4. The short video production generation processing method according to claim 1, wherein: the image processing technique adopted in step S3 includes performing geometric normalization processing on the foreground image and the background image of each video frame image in each segment of sub-video in the short video material, respectively, to transform the foreground image and the background image into the foreground image and the background image of each video frame image in each segment of sub-video in a fixed standard form, performing optimization enhancement processing on the foreground image of each video frame image in each segment of sub-video after transformation, and performing blurring processing on the background image of each video frame image in each segment of sub-video after transformation.

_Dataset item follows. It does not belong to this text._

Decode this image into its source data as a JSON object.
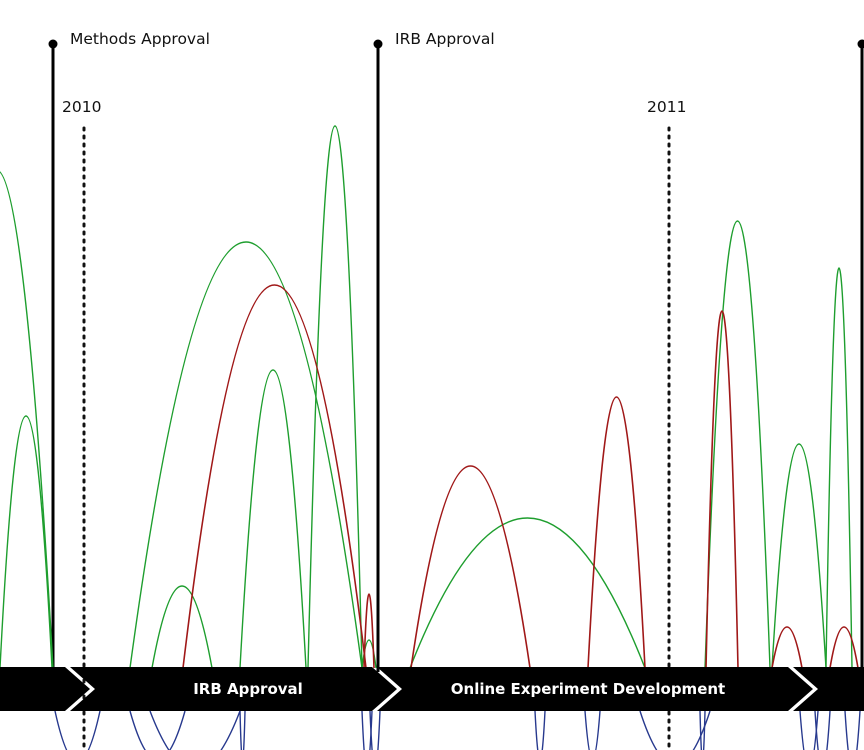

5. The short video production generation processing method according to claim 1, wherein: the step S4 includes the following steps:

s42, and comparing each of the short video materialsDetecting the contrast of the background processing image of each video frame image in the segment of the sub-video to form a background processing image contrast set k of each video frame image in each segment of the sub-video in the short video material_iB(k_ib₁,k_ib₂,...,k_ib_j,...,k_ib_m)，k_ib_jRepresenting the contrast of a background processing image of a jth video frame image in an ith segment of sub-video in the short video material;

6. The short video production generation processing method according to claim 1, wherein: the calculation formula of the subtitle contrast in each segment of sub-video in the short video material is

7. The short video production generation processing method according to claim 1, wherein: the speech recognition technique employed in step S6 includes the steps of:

8. The short video production generation processing method according to claim 1, wherein: the step S8 includes the following steps:

9. An apparatus, characterized by: the method comprises the following steps: the system comprises a processor, a memory and a network interface, wherein the memory and the network interface are connected with the processor; the network interface is connected with a nonvolatile memory in the server; the processor retrieves a computer program from the non-volatile memory through the network interface when running, and runs the computer program through the memory to execute a short video production generation processing method according to any one of claims 1 to 8.

10. A computer storage medium, characterized in that: the computer storage medium is burned with a computer program, and the computer program realizes a short video production generation processing method according to any one of claims 1 to 8 when running in a memory of a server.